Regardless the deal format, details including price, structure, financing, and reps & warranties will be subject to renewed scrutiny prior to closing. This could result in re-pricing, changes in financing terms (regardless of commitments), adjustments to representations being made by sellers and, most importantly, the timing or likelihood of closing the transaction.
The key for business owners involved in these situations is to focus on their core business and to assess/clarify the state of their operations from various perspectives:
Short-term (3-6 months)
What is the expected impact of current economic conditions on your business?
How will your cash flow be affected?
Are there any material changes that need to be communicated and addressed to either your internal team or other deal parties?
Can you articulate your near-term action plan?
Mid-term (6-12 months)
How will your business recover once the economic environment stabilizes?
Do projections need to be revised to reflect the short-term effects?
Is your company poised to retain its customer base or even gain market share once the turbulence subsides?
Or, would a recovery include future re-capturing of any foregone near-term revenues or cash flow?
Long-term (1 year and beyond)
Do your extended projections need to be reviewed to acknowledge short-term business disruption?
Or, is your company still poised to realize its longer-term goals?
Detailed answers to these questions could very well determine whether an in-process transaction stays the course.
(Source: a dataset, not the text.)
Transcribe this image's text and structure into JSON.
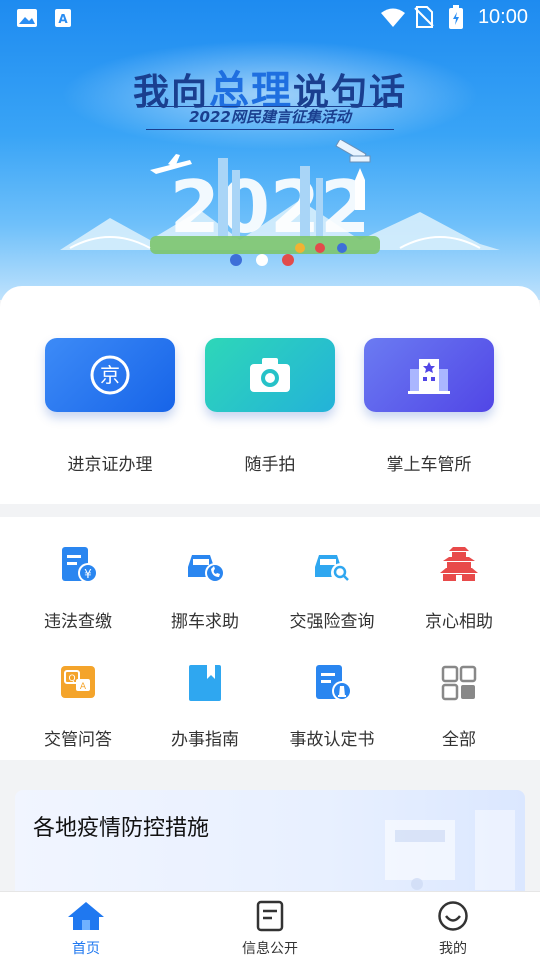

It’s essential that sellers adequately articulate their thinking to any buyer.
Why? For a buyer, a clear understanding of a business’s value of critical. They’re trying to ascertain whether that value has been materially diminished by recent events. A buyer is also evaluating their ability to finance the transaction, with regard to both leveragability and the related terms/rates.
Essentially, a buyer’s confidence and willingness to consummate a transaction boils down to their knowledge of the asset they’re buying. Noise and doubt are hallmarks of uncertain times. A buyer or trustee’s comprehensive understanding of the asset in question, gained through on-going discussions with the seller and enhanced reps-warranties, can help breed comfort and confidence – and ultimately lead to a completed transaction.